3M’s systematic investigation of the ingredients of invention, innovative teams and individuals found it is often to do with the ‘adjacent stuff’

When the National Transportation Safety Board analysed its database of flight accidents if found that 73% happened on the 1st day of a flight crew working together!

Fooled by experience. Looks at the work of psychologist and political scientist Philip Tetlock (For detail see his book Superforecasting here )

His research shows most ‘experts’ make terrible predictions – no better than random in statistical terms. Uses analogy of hedgehogs and foxes for experts and generalists.

A hallmark of the interaction of the best teams is ‘active open mindedness’ Psychologist Jonathan Baron. They are better forecasters and have better judgment because they test out rather than seek to prove a hypothesis.
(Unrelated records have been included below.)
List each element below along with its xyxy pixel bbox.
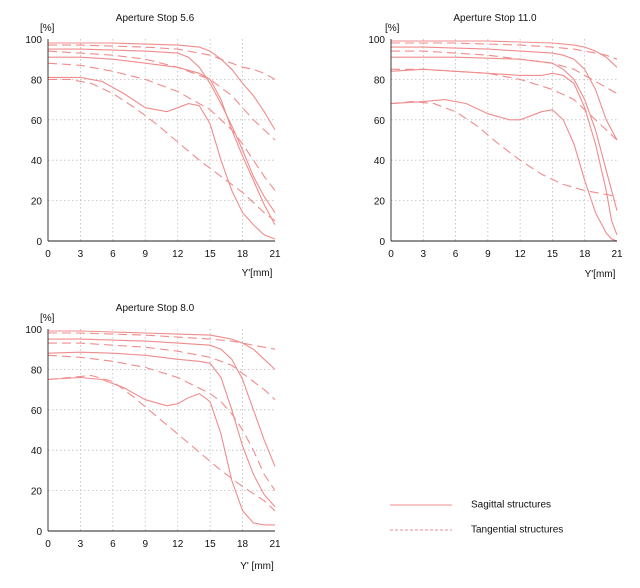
- y-tick-label: 100: [25, 35, 42, 46]
- y-tick-label: 80: [374, 75, 386, 86]
- tangential-curve-7: [48, 78, 276, 222]
- sagittal-curve-4: [48, 56, 276, 226]
- sagittal-curve-4: [47, 351, 276, 508]
- x-tick-label: 0: [45, 249, 51, 260]
- x-tick-label: 18: [579, 249, 591, 260]
- tangential-curve-3: [48, 342, 276, 401]
- y-tick-label: 0: [36, 237, 42, 248]
- x-tick-label: 12: [172, 249, 184, 260]
- y-tick-label: 40: [31, 446, 43, 457]
- plot-area: 0 3 6 9 12 15 18 21 0 20 40 60 80 100: [25, 325, 281, 550]
- x-tick-label: 9: [485, 249, 491, 260]
- tangential-curve-1: [48, 332, 276, 350]
- y-tick-label: 60: [31, 116, 43, 127]
- chart-title: Aperture Stop 11.0: [453, 13, 537, 24]
- x-tick-label: 12: [515, 249, 527, 260]
- x-tick-label: 3: [78, 249, 84, 260]
- x-tick-label: 3: [421, 249, 427, 260]
- chart-aperture-8-0: Aperture Stop 8.0 [%] Y' [mm] 0 3 6 9 12 15 18…: [25, 303, 281, 572]
- chart-aperture-11-0: Aperture Stop 11.0 [%] Y'[mm] 0 3 6 9 12 15 18…: [368, 13, 623, 280]
- x-tick-label: 18: [237, 539, 249, 550]
- tangential-curve-1: [48, 44, 276, 80]
- y-tick-label: 40: [31, 156, 43, 167]
- y-tick-label: 60: [31, 406, 43, 417]
- x-tick-label: 15: [205, 539, 217, 550]
- x-axis-label: Y'[mm]: [585, 269, 616, 280]
- x-tick-label: 21: [269, 249, 281, 260]
- sagittal-curve-0: [391, 40, 618, 68]
- chart-title: Aperture Stop 8.0: [116, 303, 195, 314]
- sagittal-curve-2: [48, 48, 276, 214]
- sagittal-curve-0: [48, 42, 276, 131]
- x-tick-label: 21: [611, 249, 623, 260]
- x-tick-label: 15: [205, 249, 217, 260]
- y-tick-label: 60: [374, 116, 386, 127]
- tangential-curve-3: [47, 50, 276, 141]
- sagittal-curve-2: [391, 46, 618, 141]
- legend: Sagittal structures Tangential structure…: [390, 500, 563, 536]
- plot-area: 0 3 6 9 12 15 18 21 0 20 40 60 80 100: [368, 35, 623, 260]
- x-tick-label: 6: [110, 539, 116, 550]
- tangential-curve-8: [390, 101, 618, 198]
- sagittal-curve-2: [48, 338, 276, 467]
- x-tick-label: 6: [453, 249, 459, 260]
- y-tick-label: 0: [36, 527, 42, 538]
- y-tick-label: 100: [368, 35, 385, 46]
- chart-aperture-5-6: Aperture Stop 5.6 [%] Y'[mm] 0 3 6 9 12 15 18 2…: [25, 13, 281, 279]
- sagittal-curve-6: [390, 68, 618, 236]
- sagittal-curve-4: [391, 56, 618, 211]
- y-axis-label: [%]: [40, 313, 55, 324]
- tangential-curve-1: [391, 42, 618, 60]
- x-tick-label: 15: [547, 249, 559, 260]
- sagittal-curve-0: [48, 330, 276, 370]
- tangential-curve-5: [47, 354, 276, 491]
- x-tick-label: 3: [78, 539, 84, 550]
- y-tick-label: 80: [31, 365, 43, 376]
- chart-title: Aperture Stop 5.6: [116, 13, 195, 24]
- sagittal-curve-6: [47, 376, 275, 526]
- y-axis-label: [%]: [385, 23, 400, 34]
- x-tick-label: 0: [388, 249, 394, 260]
- x-axis-label: Y'[mm]: [242, 268, 273, 279]
- y-tick-label: 20: [374, 197, 386, 208]
- y-axis-label: [%]: [40, 23, 55, 34]
- x-tick-label: 21: [269, 539, 281, 550]
- x-tick-label: 9: [143, 539, 149, 550]
- legend-sagittal-label: Sagittal structures: [471, 500, 551, 511]
- y-tick-label: 20: [31, 197, 43, 208]
- sagittal-curve-6: [48, 76, 276, 240]
- x-tick-label: 18: [237, 249, 249, 260]
- x-axis-label: Y' [mm]: [240, 561, 274, 572]
- y-tick-label: 0: [379, 237, 385, 248]
- y-tick-label: 20: [31, 487, 43, 498]
- x-tick-label: 6: [110, 249, 116, 260]
- sagittal-curve-7: [390, 99, 618, 242]
- y-tick-label: 80: [31, 75, 43, 86]
- y-tick-label: 40: [374, 156, 386, 167]
- legend-tangential-label: Tangential structures: [471, 525, 563, 536]
- y-tick-label: 100: [25, 325, 42, 336]
- x-tick-label: 0: [45, 539, 51, 550]
- tangential-curve-5: [47, 62, 276, 191]
- x-tick-label: 12: [172, 539, 184, 550]
- plot-area: 0 3 6 9 12 15 18 21 0 20 40 60 80 100: [25, 35, 281, 260]
- x-tick-label: 9: [143, 249, 149, 260]
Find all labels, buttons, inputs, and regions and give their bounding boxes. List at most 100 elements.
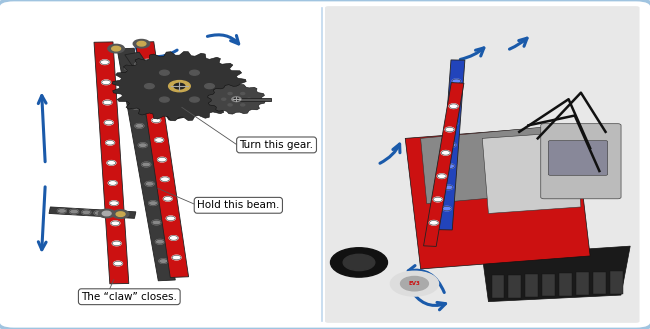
Circle shape [112,46,121,51]
Circle shape [98,209,115,218]
Circle shape [159,259,168,264]
Polygon shape [438,60,465,230]
Circle shape [174,83,185,89]
Circle shape [228,92,232,95]
Circle shape [441,151,450,155]
FancyBboxPatch shape [559,273,571,296]
Circle shape [240,92,245,95]
Circle shape [106,140,114,145]
Circle shape [112,210,129,218]
Circle shape [107,212,115,216]
FancyBboxPatch shape [542,273,554,296]
Circle shape [443,206,451,211]
Circle shape [169,236,178,240]
Circle shape [168,81,190,92]
Circle shape [149,99,158,103]
Polygon shape [94,42,129,284]
Text: Hold this beam.: Hold this beam. [197,200,280,210]
Circle shape [150,84,159,89]
Circle shape [144,84,154,89]
Polygon shape [424,83,464,246]
Polygon shape [207,84,265,114]
Circle shape [145,182,154,186]
Circle shape [135,124,144,128]
Circle shape [157,95,166,99]
Circle shape [240,104,245,106]
Circle shape [110,201,118,205]
Polygon shape [117,48,176,281]
Circle shape [131,104,140,109]
Circle shape [142,162,151,167]
Text: The “claw” closes.: The “claw” closes. [81,292,177,302]
Circle shape [149,201,157,205]
Circle shape [94,211,103,215]
Circle shape [135,62,144,67]
FancyBboxPatch shape [491,275,504,298]
Polygon shape [421,125,575,204]
Circle shape [146,79,155,84]
Circle shape [137,41,146,46]
Circle shape [444,185,453,190]
Circle shape [172,255,181,260]
Polygon shape [482,132,581,214]
Circle shape [125,65,133,70]
FancyBboxPatch shape [525,274,538,297]
Circle shape [103,100,112,105]
Circle shape [190,97,200,102]
Circle shape [449,104,458,109]
Circle shape [447,143,456,147]
Circle shape [109,181,117,185]
Polygon shape [482,246,630,302]
Circle shape [434,197,442,202]
Circle shape [160,70,169,75]
Circle shape [105,120,113,125]
Circle shape [452,79,461,84]
Circle shape [102,211,111,216]
Circle shape [430,220,438,225]
Circle shape [391,271,439,296]
FancyBboxPatch shape [610,271,623,294]
Circle shape [330,248,387,277]
Circle shape [400,276,428,291]
Polygon shape [233,98,271,101]
Circle shape [152,118,161,123]
Circle shape [163,196,172,201]
Circle shape [166,216,175,221]
Circle shape [112,241,121,246]
Circle shape [437,174,446,178]
FancyBboxPatch shape [593,271,606,294]
Polygon shape [135,42,188,277]
Circle shape [445,127,454,132]
Circle shape [101,80,111,85]
Circle shape [111,221,120,226]
Text: Turn this gear.: Turn this gear. [240,140,313,150]
Circle shape [114,261,122,266]
Circle shape [116,212,125,216]
Circle shape [247,98,251,100]
Circle shape [107,161,116,165]
Circle shape [234,98,239,100]
Text: EV3: EV3 [409,281,421,286]
Circle shape [205,84,214,89]
FancyBboxPatch shape [577,272,589,295]
Circle shape [82,210,91,215]
Polygon shape [112,51,246,121]
Circle shape [100,60,109,64]
Circle shape [448,121,458,126]
Circle shape [152,220,161,225]
Circle shape [128,85,137,89]
Polygon shape [405,125,590,269]
Circle shape [108,44,124,53]
Circle shape [160,97,169,102]
Circle shape [450,100,459,105]
Circle shape [190,70,200,75]
Circle shape [138,143,147,147]
Circle shape [142,73,151,78]
Circle shape [57,209,66,213]
Circle shape [232,97,241,102]
Polygon shape [125,52,183,120]
FancyBboxPatch shape [10,6,325,323]
FancyBboxPatch shape [508,275,521,298]
FancyBboxPatch shape [541,124,621,199]
Circle shape [133,39,150,48]
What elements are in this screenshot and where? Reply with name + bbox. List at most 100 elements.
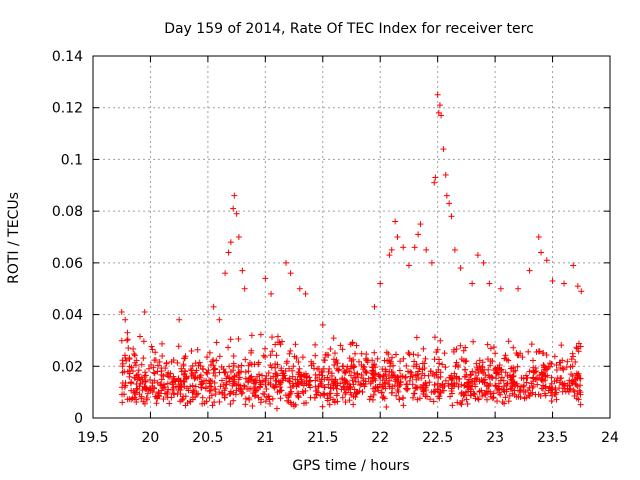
data-point (380, 373, 387, 380)
data-point (267, 352, 274, 359)
data-point (567, 363, 574, 370)
data-point (225, 344, 232, 351)
data-point (430, 398, 437, 405)
data-point (400, 395, 407, 402)
data-point (480, 370, 487, 377)
data-point (138, 395, 145, 402)
data-point (476, 388, 483, 395)
data-point (273, 371, 280, 378)
data-point (388, 374, 395, 381)
data-point (317, 392, 324, 399)
data-point (442, 377, 449, 384)
data-point (132, 362, 139, 369)
data-point (177, 377, 184, 384)
data-point (188, 373, 195, 380)
data-point (421, 372, 428, 379)
data-point (226, 378, 233, 385)
data-point (457, 342, 464, 349)
data-point (557, 359, 564, 366)
data-point (323, 351, 330, 358)
data-point (575, 340, 582, 347)
data-point (273, 405, 280, 412)
data-point (436, 102, 443, 109)
data-point (575, 372, 582, 379)
data-point (428, 389, 435, 396)
data-point (411, 244, 418, 251)
data-point (210, 303, 217, 310)
data-point (208, 383, 215, 390)
data-point (492, 350, 499, 357)
data-point (366, 396, 373, 403)
data-point (505, 398, 512, 405)
data-point (383, 349, 390, 356)
data-point (546, 363, 553, 370)
data-point (559, 381, 566, 388)
data-point (206, 388, 213, 395)
data-point (415, 231, 422, 238)
data-point (462, 344, 469, 351)
data-point (327, 385, 334, 392)
data-point (221, 369, 228, 376)
data-point (239, 389, 246, 396)
data-point (578, 288, 585, 295)
data-point (140, 338, 147, 345)
x-tick-label: 20 (142, 430, 160, 446)
data-point (400, 355, 407, 362)
data-point (369, 377, 376, 384)
data-point (382, 385, 389, 392)
data-point (262, 353, 269, 360)
data-point (483, 396, 490, 403)
data-point (199, 400, 206, 407)
data-point (544, 372, 551, 379)
data-point (173, 383, 180, 390)
data-point (494, 387, 501, 394)
data-point (227, 368, 234, 375)
data-point (396, 367, 403, 374)
data-point (179, 397, 186, 404)
data-point (386, 377, 393, 384)
data-point (469, 368, 476, 375)
data-point (257, 379, 264, 386)
data-point (464, 400, 471, 407)
y-tick-label: 0.08 (52, 204, 83, 220)
data-point (509, 390, 516, 397)
data-point (386, 252, 393, 259)
data-point (263, 385, 270, 392)
data-point (529, 384, 536, 391)
data-point (197, 362, 204, 369)
data-point (242, 401, 249, 408)
data-point (393, 392, 400, 399)
data-point (298, 378, 305, 385)
data-point (455, 364, 462, 371)
data-point (118, 308, 125, 315)
data-point (299, 354, 306, 361)
data-point (178, 365, 185, 372)
data-point (245, 362, 252, 369)
data-point (473, 360, 480, 367)
data-point (476, 357, 483, 364)
data-point (487, 345, 494, 352)
data-point (124, 336, 131, 343)
data-point (479, 359, 486, 366)
data-point (443, 192, 450, 199)
data-point (235, 335, 242, 342)
data-point (514, 363, 521, 370)
data-point (277, 387, 284, 394)
data-point (433, 349, 440, 356)
data-point (144, 390, 151, 397)
data-point (535, 391, 542, 398)
data-point (176, 316, 183, 323)
data-point (509, 381, 516, 388)
data-point (286, 350, 293, 357)
data-point (381, 395, 388, 402)
data-point (495, 371, 502, 378)
data-point (160, 396, 167, 403)
data-point (213, 357, 220, 364)
data-point (516, 388, 523, 395)
data-point (290, 382, 297, 389)
data-point (453, 346, 460, 353)
data-point (154, 395, 161, 402)
data-point (121, 391, 128, 398)
data-point (259, 372, 266, 379)
data-point (485, 372, 492, 379)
Balancing the risk of mindless conformity and reckless deviation. Best thinkers are able to tolerate and work within high levels of ambiguity.

Examination of NASA culture especially around the 2 fatal accidents with Challenger and Columbia. Compares original culture under Wernher Von Braun which balanced NASA’s rigid process with an informal individualistic culture that encouraged dissent and cross boundary communication. After his tenure this was lost and the culture became command and control rules process etc. This pushed conflict into corners and underground and engineers who did not have the data to prove something kept quiet – (Challenger!)

There is a difference between chain of command and chain of communication which should be a healthy cross pressure.

When Bill Gore left Du Pont to set up Gore Tex he built it with the observation that most companies do their most impactful and creative work in a crisits because the disciplinary boundaries go out the window. He made sure that ‘dabble time’ was a cultural staple.